The NFL says its printed Super Bowl game program is no place for politics and has rejected a proposed advertisement by a national veteran’s group asking fans to stand for the national anthem.

The group AMVETS proposed the full-page ad showing an American flag with the hashtag #PleaseStand for the printed program. But the league wanted changes to the image, which is a reference to the controversy over players taking a knee during the anthem to protest civil injustice.

“We said, no, we don’t want to rewrite this thing, this is the important message that we have,” said Joe Chenelly, the national executive director of AMVETS. “We’re not looking for the mundane, we are looking for an important message that we thought was pertinent to this audience.”

By Saturday, the plans for the advertisement had fallen through, Chenelly said. A third-party agency producing the Super Bowl programs had offered AMVETS the nonprofit rate of $30,000 to purchase the ad space.

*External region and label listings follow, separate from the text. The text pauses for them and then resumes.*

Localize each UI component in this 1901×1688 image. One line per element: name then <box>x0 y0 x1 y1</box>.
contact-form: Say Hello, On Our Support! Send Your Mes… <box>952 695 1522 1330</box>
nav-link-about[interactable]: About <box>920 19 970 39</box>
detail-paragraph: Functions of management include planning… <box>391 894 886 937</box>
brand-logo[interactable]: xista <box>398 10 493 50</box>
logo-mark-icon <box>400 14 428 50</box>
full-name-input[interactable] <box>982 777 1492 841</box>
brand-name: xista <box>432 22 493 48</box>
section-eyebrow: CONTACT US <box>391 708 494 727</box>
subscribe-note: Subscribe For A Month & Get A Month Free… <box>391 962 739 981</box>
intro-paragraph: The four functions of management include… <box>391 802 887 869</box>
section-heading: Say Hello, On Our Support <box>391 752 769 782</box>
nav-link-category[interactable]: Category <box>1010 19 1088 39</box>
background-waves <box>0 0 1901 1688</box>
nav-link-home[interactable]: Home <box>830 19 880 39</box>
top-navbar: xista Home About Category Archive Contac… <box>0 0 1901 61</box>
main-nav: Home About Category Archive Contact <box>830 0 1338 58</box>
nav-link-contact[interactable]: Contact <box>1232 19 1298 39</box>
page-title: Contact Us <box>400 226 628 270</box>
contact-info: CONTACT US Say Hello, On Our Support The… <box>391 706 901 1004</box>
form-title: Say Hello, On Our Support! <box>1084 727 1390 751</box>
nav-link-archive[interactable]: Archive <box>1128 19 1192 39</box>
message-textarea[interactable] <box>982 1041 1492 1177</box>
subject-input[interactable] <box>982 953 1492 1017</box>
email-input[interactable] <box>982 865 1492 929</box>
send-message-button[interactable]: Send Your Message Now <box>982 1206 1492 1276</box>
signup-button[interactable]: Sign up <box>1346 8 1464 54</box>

“A couple days later they came back and said the NFL doesn’t want to go with this issue being addressed, they do not take a position on the issue, and we said that our position is that not taking a position is taking a position,” Chenelly said.

NFL spokesman Brian McCarthy said the league asked the veterans group to consider using the slogan “Please Honor Our Veterans” or “Please Stand for Our Veterans.” But AMVETS felt those alternatives were too generic and sidestepped the issue.

“The Super Bowl game program is designed for fans to commemorate and celebrate the game, players, teams and the Super Bowl,” McCarthy said in a statement. “It’s never been a place for advertising that could be considered by some as a political statement.”

Anthem protests by some NFL players last year triggered a national debate, and many Americans were split over whether it was appropriate or disrespectful. President Trump hammered the league and players, saying they should be forced to stand.

The NFL tried to work through the issue with AMVETS last week and production of the Super Bowl program was delayed, McCarthy said.

The group was eventually asked to submit the ad without a hashtag but did not, he said.

“The NFL has long supported the military and veterans and will again salute our service members in the Super Bowl with memorable on-field moments that will be televised as part of the game,” he said in the statement.